On peut faire une lecture critique de la réhabilitation, qui reflète, selon Alain Bourdin (1979), « l’ordre symbolique de l’espace néo-bourgeois ». La réhabilitation, qu’elle soit aidée ou non par les pouvoirs publics, est surtout menée par et pour des ménages appartenant à la nouvelle petite bourgeoisie des professions intellectuelles et culturelles. Elle contribue à produire de la centralité et à transformer les quartiers d’habitat ancien, le plus souvent populaires, selon un ordre symbolique tourné vers la consommation et la mise en scène du paysage urbain, qui peut aller jusqu’à la mise en scène de l’espace social, comme l’a montré P. Simon (1994) à Belleville. A. Bourdin souligne l’importance du patrimoine urbain dans l’ethos de cette nouvelle petite bourgeoisie, qui joue un rôle comparable au patrimoine privé dans celui de la petite bourgeoisie traditionnelle. Les deux ne sont d’ailleurs pas contradictoires dans le cas des propriétaires occupants pour lesquels la valorisation d’un quartier contribue à celle de leur bien.

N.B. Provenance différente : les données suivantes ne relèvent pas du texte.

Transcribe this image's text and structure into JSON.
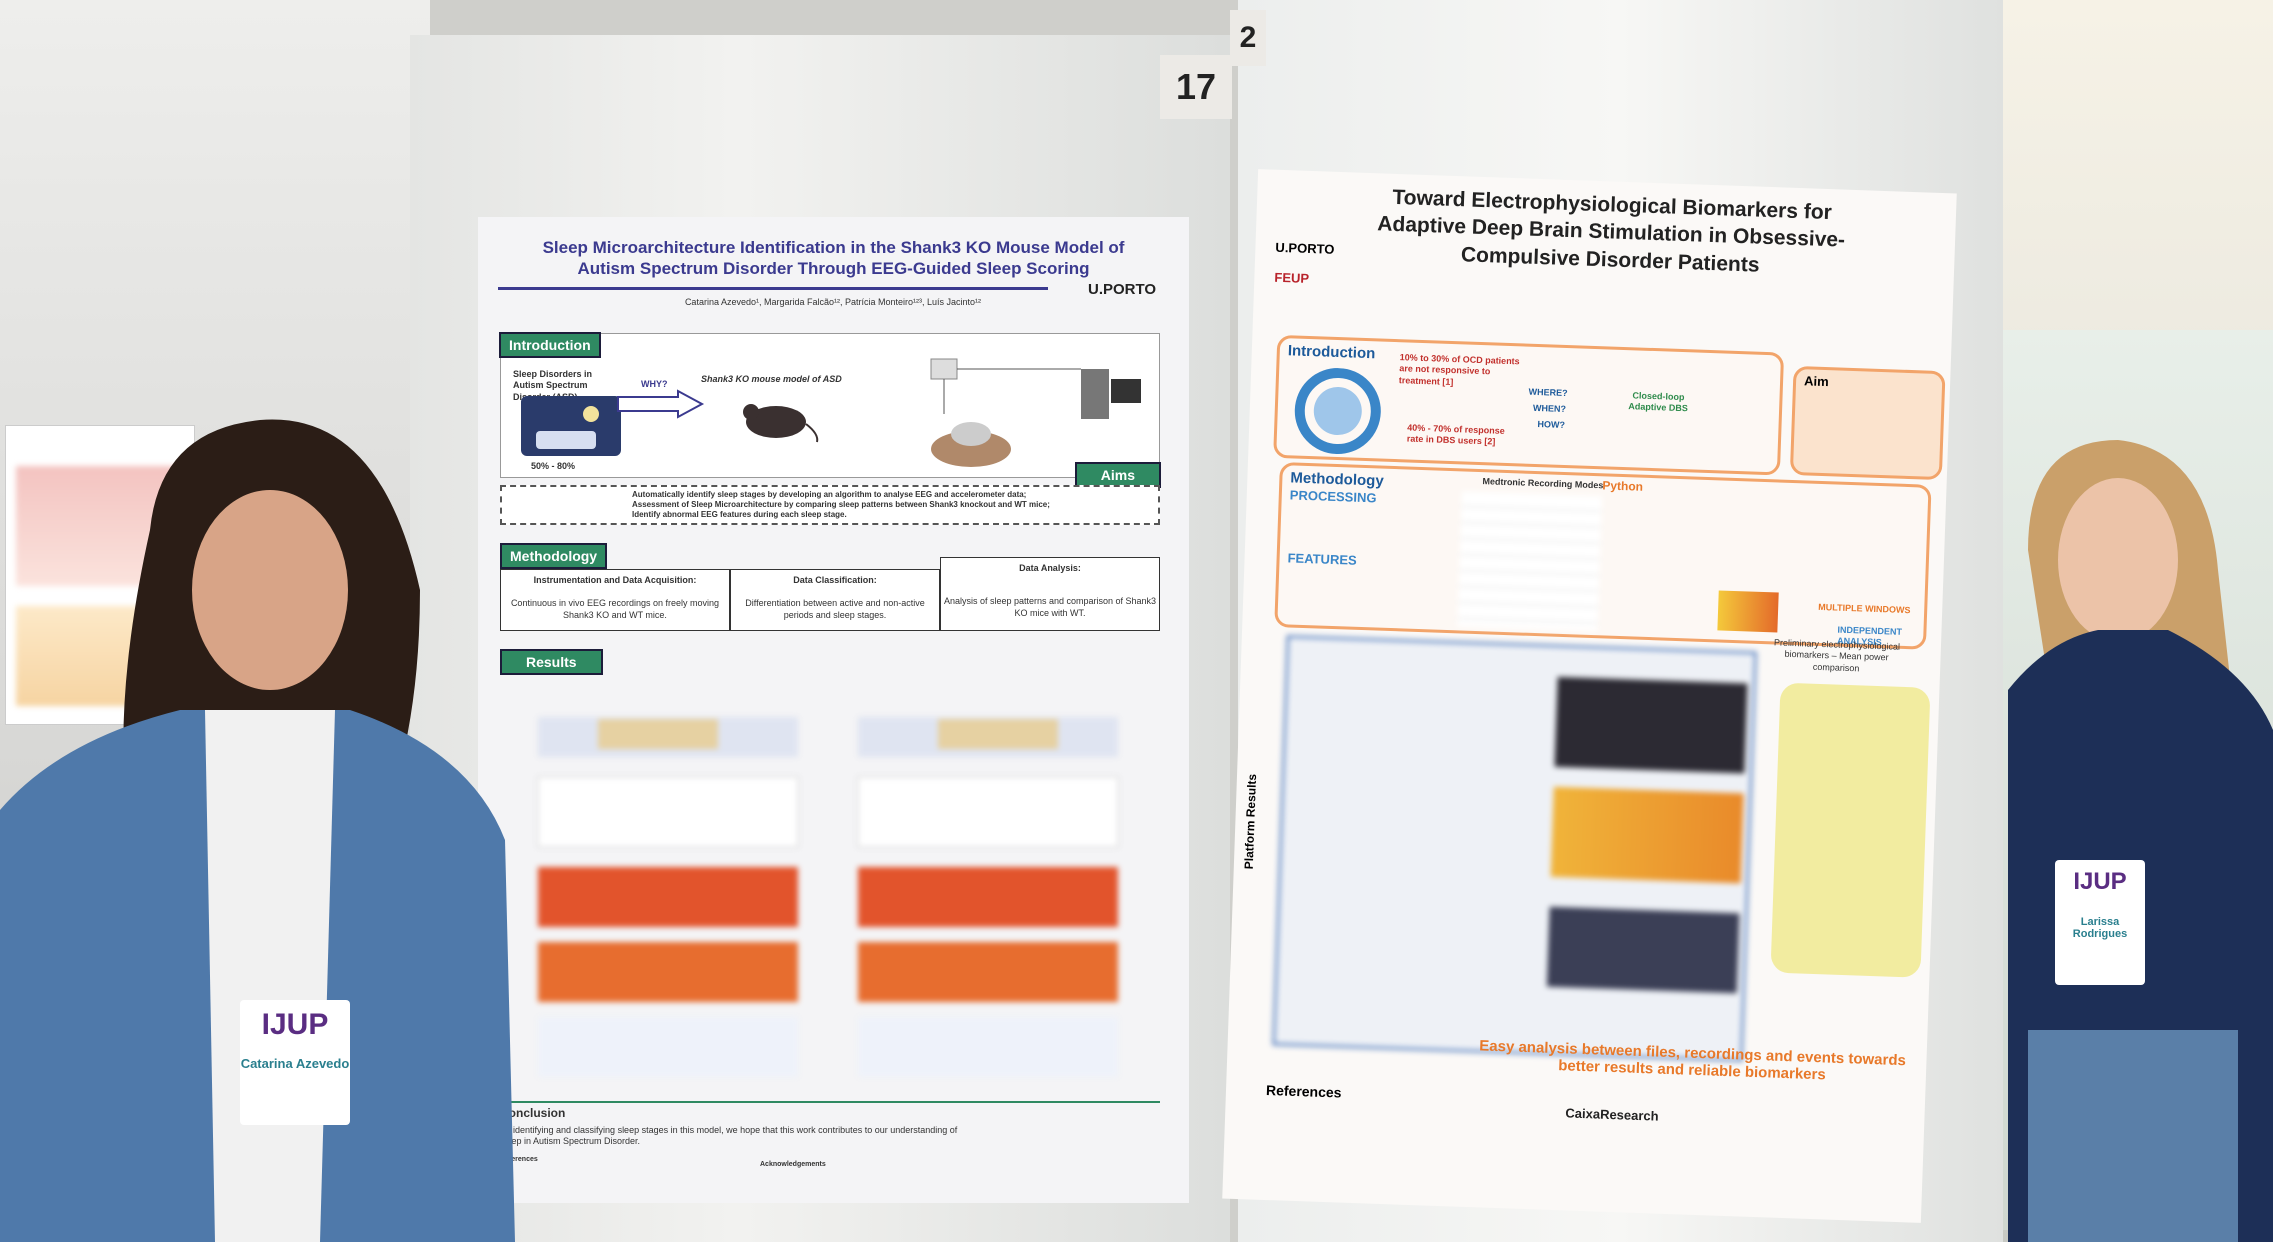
{
  "left_poster": {
    "number": "17",
    "title": "Sleep Microarchitecture Identification in the Shank3 KO Mouse Model of Autism Spectrum Disorder Through EEG-Guided Sleep Scoring",
    "authors": "Catarina Azevedo¹, Margarida Falcão¹², Patrícia Monteiro¹²³, Luís Jacinto¹²",
    "logo": "U.PORTO",
    "introduction": {
      "heading": "Introduction",
      "problem": "Sleep Disorders in Autism Spectrum Disorder (ASD)",
      "prevalence": "50% - 80%",
      "question": "WHY?",
      "model": "Shank3 KO mouse model of ASD"
    },
    "aims": {
      "heading": "Aims",
      "items": [
        "Automatically identify sleep stages by developing an algorithm to analyse EEG and accelerometer data;",
        "Assessment of Sleep Microarchitecture by comparing sleep patterns between Shank3 knockout and WT mice;",
        "Identify abnormal EEG features during each sleep stage."
      ]
    },
    "methodology": {
      "heading": "Methodology",
      "steps": [
        {
          "title": "Instrumentation and Data Acquisition:",
          "text": "Continuous in vivo EEG recordings on freely moving Shank3 KO and WT mice."
        },
        {
          "title": "Data Classification:",
          "text": "Differentiation between active and non-active periods and sleep stages."
        },
        {
          "title": "Data Analysis:",
          "text": "Analysis of sleep patterns and comparison of Shank3 KO mice with WT."
        }
      ]
    },
    "results": {
      "heading": "Results"
    },
    "conclusion": {
      "heading": "Conclusion",
      "text": "By identifying and classifying sleep stages in this model, we hope that this work contributes to our understanding of sleep in Autism Spectrum Disorder."
    },
    "references_heading": "References",
    "acknowledgements_heading": "Acknowledgements"
  },
  "right_poster": {
    "number": "2",
    "title": "Toward Electrophysiological Biomarkers for Adaptive Deep Brain Stimulation in Obsessive-Compulsive Disorder Patients",
    "logos": [
      "U.PORTO",
      "FEUP"
    ],
    "introduction": {
      "heading": "Introduction",
      "nonresponse": "10% to 30% of OCD patients are not responsive to treatment [1]",
      "response": "40% - 70% of response rate in DBS users [2]",
      "questions": [
        "WHERE?",
        "WHEN?",
        "HOW?"
      ],
      "dbs": "Closed-loop Adaptive DBS"
    },
    "aim": {
      "heading": "Aim"
    },
    "methodology": {
      "heading": "Methodology",
      "processing": "PROCESSING",
      "features": "FEATURES",
      "medtronic": "Medtronic Recording Modes",
      "python": "Python",
      "windows": "MULTIPLE WINDOWS",
      "independent": "INDEPENDENT ANALYSIS"
    },
    "platform_results": "Platform Results",
    "biomarkers": "Preliminary electrophysiological biomarkers – Mean power comparison",
    "tagline": "Easy analysis between files, recordings and events towards better results and reliable biomarkers",
    "references_heading": "References",
    "sponsor": "CaixaResearch"
  },
  "badges": [
    {
      "event": "IJUP",
      "name": "Catarina Azevedo"
    },
    {
      "event": "IJUP",
      "name": "Larissa Rodrigues"
    }
  ]
}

Si le rôle des politiques publiques apparaît déterminant dans la gentrification parisienne, très peu d’études se sont intéressées à ses formes sporadiques, à l’initiative des ménages. C’est tout l’intérêt des travaux de Sabine Chalvon-Demersay sur le 14e arrondissement et de Catherine Bidou sur le quartier d’Aligre (12e), à la fin des années 1970. S Chalvon Demersay (1984) analyse en détail le remplacement progressif de la petite bourgeoisie traditionnelle du quartier de la rue Daguerre par de jeunes actifs de la nouvelle petite bourgeoisie qui émerge à cette époque (Bourdieu, 1979, p. 157 et p. 409 sq.). S’il ne s’agit pas de gentrification au sens strict puisque le remplacement se fait au sein d’une même classe et parmi des locataires, les principaux éléments sociaux et symboliques du processus sont à l’œuvre et préparent un embourgeoisement plus important du quartier. L’importance du décor se traduit par une nouvelle forme d’aménagement intérieur des logements, mais aussi par de nouvelles formes de sociabilité au sein du quartier, valorisant ce territoire local. C. Bidou (1984), quant à elle, n’étudie pas directement le processus de gentrification mais les discours des « nouvelles classes moyennes » sur le quartier populaire d’Aligre, où elles se sont récemment installées. Il s’agit là du tout début du processus dans l’Est parisien. Je reviendrai plus en détail sur les résultats de ces études, en les comparant aux pratiques des gentrifieurs dans les quartiers populaires en voie de gentrification aujourd’hui (cf. chapitres 9 et 10).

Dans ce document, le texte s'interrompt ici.